Benjamin Choi: 17-Year-Old Invents Pathbreaking Prosthetic Arm

By Shlomo Maital

Benjamin Choi & His Invention

  On Ira Flatow’s Science Friday podcast, Benjamin Choi was interviewed this week.

   This amazing young man will enter Harvard this Fall.

    Flatow observed:  “Artificial limb technology has come a long way since the first prosthetic—a big toe made of wood and leather developed in ancient Egypt.   Today’s cutting-edge robotic limbs use mind-control and even give users a sense of touch, helping them feel sensations like a warm cup of coffee or a mushy banana. Still, these state-of-the-art prosthetics often involve invasive brain surgeries and can be exorbitantly expensive.   Hearing of these issues, one teenager set out to create a solution. Seventeen-year-old Benjamin Choi has developed a non-invasive, affordable prosthetic arm. His Star Wars-inspired technology reads a user’s mind with only two sensors—one on the forehead and the other clipped to the earlobe. And he doesn’t plan on stopping there. He sees his work in artificial intelligence expanding to help ALS patients, wheelchair users, and beyond.”

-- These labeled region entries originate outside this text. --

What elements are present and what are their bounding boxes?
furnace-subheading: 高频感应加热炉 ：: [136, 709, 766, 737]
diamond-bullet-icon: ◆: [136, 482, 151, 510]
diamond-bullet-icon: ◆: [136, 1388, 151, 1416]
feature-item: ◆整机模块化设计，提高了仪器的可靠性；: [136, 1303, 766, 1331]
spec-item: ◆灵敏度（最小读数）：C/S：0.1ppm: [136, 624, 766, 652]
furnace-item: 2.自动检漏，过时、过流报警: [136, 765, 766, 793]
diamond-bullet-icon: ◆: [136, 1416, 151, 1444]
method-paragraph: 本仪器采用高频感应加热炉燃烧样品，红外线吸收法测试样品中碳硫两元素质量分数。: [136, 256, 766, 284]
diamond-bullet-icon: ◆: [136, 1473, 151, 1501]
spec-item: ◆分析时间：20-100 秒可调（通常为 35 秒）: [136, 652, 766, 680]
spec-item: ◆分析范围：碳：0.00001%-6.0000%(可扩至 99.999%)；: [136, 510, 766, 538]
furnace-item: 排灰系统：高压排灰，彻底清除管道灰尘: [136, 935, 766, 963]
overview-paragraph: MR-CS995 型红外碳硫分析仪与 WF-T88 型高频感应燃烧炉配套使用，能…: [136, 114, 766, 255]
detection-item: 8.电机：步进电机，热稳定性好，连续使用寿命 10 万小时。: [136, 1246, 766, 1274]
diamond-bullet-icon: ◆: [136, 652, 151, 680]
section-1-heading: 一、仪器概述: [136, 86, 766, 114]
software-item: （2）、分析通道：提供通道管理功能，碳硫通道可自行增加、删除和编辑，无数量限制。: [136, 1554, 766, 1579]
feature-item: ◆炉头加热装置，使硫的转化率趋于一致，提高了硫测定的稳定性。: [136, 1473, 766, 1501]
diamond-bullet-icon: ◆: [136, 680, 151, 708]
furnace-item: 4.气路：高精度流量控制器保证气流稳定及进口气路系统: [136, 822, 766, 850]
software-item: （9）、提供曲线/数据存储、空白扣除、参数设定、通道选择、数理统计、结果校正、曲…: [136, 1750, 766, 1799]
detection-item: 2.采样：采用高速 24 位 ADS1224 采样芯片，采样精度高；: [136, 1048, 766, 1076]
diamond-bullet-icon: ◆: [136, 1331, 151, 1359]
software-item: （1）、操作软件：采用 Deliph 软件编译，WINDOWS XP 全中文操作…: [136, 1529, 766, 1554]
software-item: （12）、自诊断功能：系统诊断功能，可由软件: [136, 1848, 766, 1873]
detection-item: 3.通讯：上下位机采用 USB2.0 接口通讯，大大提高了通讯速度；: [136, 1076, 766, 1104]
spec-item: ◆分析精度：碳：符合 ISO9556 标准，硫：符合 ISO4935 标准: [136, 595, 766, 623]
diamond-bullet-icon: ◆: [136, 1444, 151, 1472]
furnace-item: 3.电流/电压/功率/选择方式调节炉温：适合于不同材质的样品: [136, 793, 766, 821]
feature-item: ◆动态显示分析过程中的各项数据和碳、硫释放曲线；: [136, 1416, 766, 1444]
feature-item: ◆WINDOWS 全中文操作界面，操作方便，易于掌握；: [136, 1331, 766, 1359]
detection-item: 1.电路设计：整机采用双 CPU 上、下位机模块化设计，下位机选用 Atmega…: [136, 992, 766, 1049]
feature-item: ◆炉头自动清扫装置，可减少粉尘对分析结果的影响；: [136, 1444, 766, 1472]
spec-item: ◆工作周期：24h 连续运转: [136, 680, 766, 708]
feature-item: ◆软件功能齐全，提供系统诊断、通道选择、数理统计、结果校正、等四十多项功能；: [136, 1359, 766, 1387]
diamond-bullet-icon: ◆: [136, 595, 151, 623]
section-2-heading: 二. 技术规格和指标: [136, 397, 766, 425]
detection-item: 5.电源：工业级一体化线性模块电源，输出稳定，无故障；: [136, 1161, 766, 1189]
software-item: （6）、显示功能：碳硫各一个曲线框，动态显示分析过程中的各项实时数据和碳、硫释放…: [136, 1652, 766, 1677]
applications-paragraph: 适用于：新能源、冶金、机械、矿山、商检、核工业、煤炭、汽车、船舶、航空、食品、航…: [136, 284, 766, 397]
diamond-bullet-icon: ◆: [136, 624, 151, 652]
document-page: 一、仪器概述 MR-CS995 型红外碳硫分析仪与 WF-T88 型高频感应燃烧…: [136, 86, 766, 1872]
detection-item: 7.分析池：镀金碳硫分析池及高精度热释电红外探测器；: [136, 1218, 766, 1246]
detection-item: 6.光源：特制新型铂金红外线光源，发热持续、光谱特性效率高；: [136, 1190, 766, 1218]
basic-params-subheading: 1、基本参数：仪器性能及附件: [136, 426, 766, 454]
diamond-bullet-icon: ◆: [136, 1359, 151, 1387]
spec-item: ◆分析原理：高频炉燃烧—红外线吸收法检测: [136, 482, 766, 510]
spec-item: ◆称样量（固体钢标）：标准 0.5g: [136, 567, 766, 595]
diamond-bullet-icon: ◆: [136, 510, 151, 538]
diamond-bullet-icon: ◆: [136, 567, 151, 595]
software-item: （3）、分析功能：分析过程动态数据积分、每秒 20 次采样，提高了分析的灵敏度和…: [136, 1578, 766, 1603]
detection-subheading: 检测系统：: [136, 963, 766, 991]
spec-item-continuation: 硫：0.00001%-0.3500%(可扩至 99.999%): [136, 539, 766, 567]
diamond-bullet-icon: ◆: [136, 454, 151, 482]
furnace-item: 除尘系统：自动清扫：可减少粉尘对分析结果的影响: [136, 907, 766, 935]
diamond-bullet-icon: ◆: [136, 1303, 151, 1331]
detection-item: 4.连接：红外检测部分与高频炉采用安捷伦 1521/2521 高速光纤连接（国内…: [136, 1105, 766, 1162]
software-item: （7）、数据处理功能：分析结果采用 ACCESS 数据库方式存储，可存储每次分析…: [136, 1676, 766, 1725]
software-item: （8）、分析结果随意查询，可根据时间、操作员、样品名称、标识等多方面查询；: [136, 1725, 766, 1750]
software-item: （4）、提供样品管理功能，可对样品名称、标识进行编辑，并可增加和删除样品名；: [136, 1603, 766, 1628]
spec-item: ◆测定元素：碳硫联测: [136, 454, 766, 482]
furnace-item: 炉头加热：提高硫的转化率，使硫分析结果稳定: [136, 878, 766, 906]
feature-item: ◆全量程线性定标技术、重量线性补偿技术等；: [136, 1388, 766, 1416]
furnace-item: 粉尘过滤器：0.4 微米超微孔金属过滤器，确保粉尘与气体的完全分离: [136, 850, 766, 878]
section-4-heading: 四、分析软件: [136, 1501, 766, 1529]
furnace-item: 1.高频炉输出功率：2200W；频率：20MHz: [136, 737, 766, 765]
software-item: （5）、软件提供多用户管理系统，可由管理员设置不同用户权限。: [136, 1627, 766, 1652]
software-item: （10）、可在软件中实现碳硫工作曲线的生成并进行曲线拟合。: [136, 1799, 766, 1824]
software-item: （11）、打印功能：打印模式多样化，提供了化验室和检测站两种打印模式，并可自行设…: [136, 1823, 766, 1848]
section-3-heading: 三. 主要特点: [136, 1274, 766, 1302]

   So what exactly is the advantage of Choi’s prosthesis?   Today prosthetic arms exist that are moved and operated by the brain. But this involves brain surgery, to insert electrodes in just the right spot.  Expensive, a bit risky.

    Choi had a different approach.  He places an electrode on the forehead, externally. No surgery. Then he prepared an artificial intelligence algorithm (!) that reads the massive brain signals and interprets which are directed toward moving the arms and fingers.  It is 95% accurate, he observes.  Because it learns, and learns quickly.  And this electrode communicates with the prosthetic arm and moves it. 

    Choi already has some funding from a hi-tech firm.  He is seeking more.  I look forward to tracking his career and observing how he changes the world.